As for how that’s informed my music, when I ultimately chose to be a trumpet player I spent a lot of time practising the guitar language that I already had in my ears. I started improvising on guitar, so my ears didn’t develop like most trumpeters.  I’ve always had an interest in wide intervals and atypical harmony, and I think I may have spent a little too much time trying to make my trumpet sound like I’m playing it through guitar pedals.

Not to mention that I often write music on the guitar.  My history with the guitar is really what influenced me to write music for trumpet guitar and drums trio.

Were there recordings in the beginning and even years into learning the instrument that drew you into the trumpet’s sound and possibilities?

Here a few that really changed things for me trumpet wise, more or less in order.

Miles Davis “Four and More”, Kenny Wheeler’s “Deer Wan” and “Gnu High”, Dave Douglas’s “Songs for Wandering Souls”, Chris Speed’s albums with Yeah NO featuring Cuong Vu (“Emit” and “Swell Henry” were the ones that I heard first), Mostly Other People Do The Killing’s “Shamokin” with Peter Evans.

People often talk about how the trumpet is the hardest instrument to play.
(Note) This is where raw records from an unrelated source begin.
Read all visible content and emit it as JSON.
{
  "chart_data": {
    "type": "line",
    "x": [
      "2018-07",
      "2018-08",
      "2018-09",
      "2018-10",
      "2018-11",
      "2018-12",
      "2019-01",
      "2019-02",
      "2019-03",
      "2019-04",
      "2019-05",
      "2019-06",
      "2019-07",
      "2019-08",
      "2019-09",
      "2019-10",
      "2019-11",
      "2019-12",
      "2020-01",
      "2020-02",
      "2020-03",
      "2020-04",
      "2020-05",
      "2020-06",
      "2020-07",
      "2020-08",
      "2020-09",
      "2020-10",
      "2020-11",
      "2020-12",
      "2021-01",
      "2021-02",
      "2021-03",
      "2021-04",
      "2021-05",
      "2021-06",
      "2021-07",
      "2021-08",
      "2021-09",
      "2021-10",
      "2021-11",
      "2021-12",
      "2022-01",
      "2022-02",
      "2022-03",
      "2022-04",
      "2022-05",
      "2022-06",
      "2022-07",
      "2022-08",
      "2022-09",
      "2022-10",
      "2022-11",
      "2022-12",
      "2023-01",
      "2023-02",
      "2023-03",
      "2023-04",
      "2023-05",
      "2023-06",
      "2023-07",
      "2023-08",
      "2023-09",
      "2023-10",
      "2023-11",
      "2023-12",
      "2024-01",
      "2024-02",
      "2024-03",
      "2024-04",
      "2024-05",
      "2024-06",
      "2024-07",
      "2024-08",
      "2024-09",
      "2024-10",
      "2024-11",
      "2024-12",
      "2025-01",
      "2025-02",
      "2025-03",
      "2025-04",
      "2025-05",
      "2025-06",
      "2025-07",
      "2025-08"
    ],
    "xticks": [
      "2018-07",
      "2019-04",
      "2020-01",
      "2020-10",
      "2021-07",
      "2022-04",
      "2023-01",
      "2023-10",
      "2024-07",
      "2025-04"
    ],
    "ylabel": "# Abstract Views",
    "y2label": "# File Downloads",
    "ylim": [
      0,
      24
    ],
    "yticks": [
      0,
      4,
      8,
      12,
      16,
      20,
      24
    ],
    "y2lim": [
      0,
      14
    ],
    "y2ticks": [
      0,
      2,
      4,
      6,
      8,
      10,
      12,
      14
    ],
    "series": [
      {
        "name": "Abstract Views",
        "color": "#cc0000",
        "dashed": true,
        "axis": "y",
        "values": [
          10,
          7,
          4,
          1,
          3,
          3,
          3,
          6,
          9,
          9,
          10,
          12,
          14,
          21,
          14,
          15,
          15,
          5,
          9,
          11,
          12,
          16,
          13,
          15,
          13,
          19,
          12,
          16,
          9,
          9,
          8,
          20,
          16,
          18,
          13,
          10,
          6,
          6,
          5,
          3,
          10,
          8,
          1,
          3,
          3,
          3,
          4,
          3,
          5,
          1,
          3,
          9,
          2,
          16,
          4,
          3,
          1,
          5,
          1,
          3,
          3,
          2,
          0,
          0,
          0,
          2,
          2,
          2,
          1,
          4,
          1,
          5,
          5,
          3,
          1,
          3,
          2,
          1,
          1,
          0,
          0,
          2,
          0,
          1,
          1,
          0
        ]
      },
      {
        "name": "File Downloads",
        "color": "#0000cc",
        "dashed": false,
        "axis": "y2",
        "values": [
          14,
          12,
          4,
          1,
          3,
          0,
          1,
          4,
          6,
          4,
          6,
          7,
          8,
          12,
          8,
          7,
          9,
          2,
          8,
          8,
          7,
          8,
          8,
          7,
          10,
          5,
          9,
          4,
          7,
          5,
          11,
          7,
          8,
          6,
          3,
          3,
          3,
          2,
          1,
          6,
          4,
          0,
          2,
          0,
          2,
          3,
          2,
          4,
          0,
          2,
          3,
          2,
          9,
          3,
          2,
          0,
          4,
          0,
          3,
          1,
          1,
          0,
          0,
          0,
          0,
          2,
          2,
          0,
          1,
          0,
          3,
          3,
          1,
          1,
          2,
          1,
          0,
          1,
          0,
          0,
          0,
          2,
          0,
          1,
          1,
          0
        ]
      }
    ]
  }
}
Do you feel this is true? What doesn’t the general public understand about playing the trumpet that you wish people would realize?

I don’t think the trumpet is harder than other instruments, I just think that it’s different. I think it can be confusing to learn and maintain because sound production on the trumpet is an abstract concept. In trying to figure it out people often forget about the music, which leads to problems. Mostly though I think that we end up talking about this too much. I don’t believe that it’s helpful to offer the excuse that our instrument is harder, if only because it lowers and codifies our expectations of what we can accomplish. Ultimately it doesn’t matter what difficulties exist in our instruments.  All that matters is what people hear.

If you had to identify with one or two gurus, trumpeters or otherwise, who had the greatest impact on your musical journey to date, whom would they be?

I’ve been lucky to have had a lot of fantastic teachers and mentors that have all helped me a great deal.  Saxophonist Tony Malaby was my most recent teacher and I learned a lot from him. He definitely has played a major role in shaping my musical journey, such as it is. Also, I might not even be playing right now if it wasn’t for Ron DiLauro. He helped me through a really rough trumpet patch years ago and I still use his warmup every day.

Who is your favorite trumpeter today (as in today, the day you are writing this email) and what recorded song available to the public best exemplifies why this trumpeter is so great?

Today? I can’t decide! Here are two: Brad Henkel on “Oh Baby” with TrumpetTrumpetSynthesizer (link to oh baby) and Kenny Warren on “County Line Waltz” with Laila and Smitty (link to county line waltz).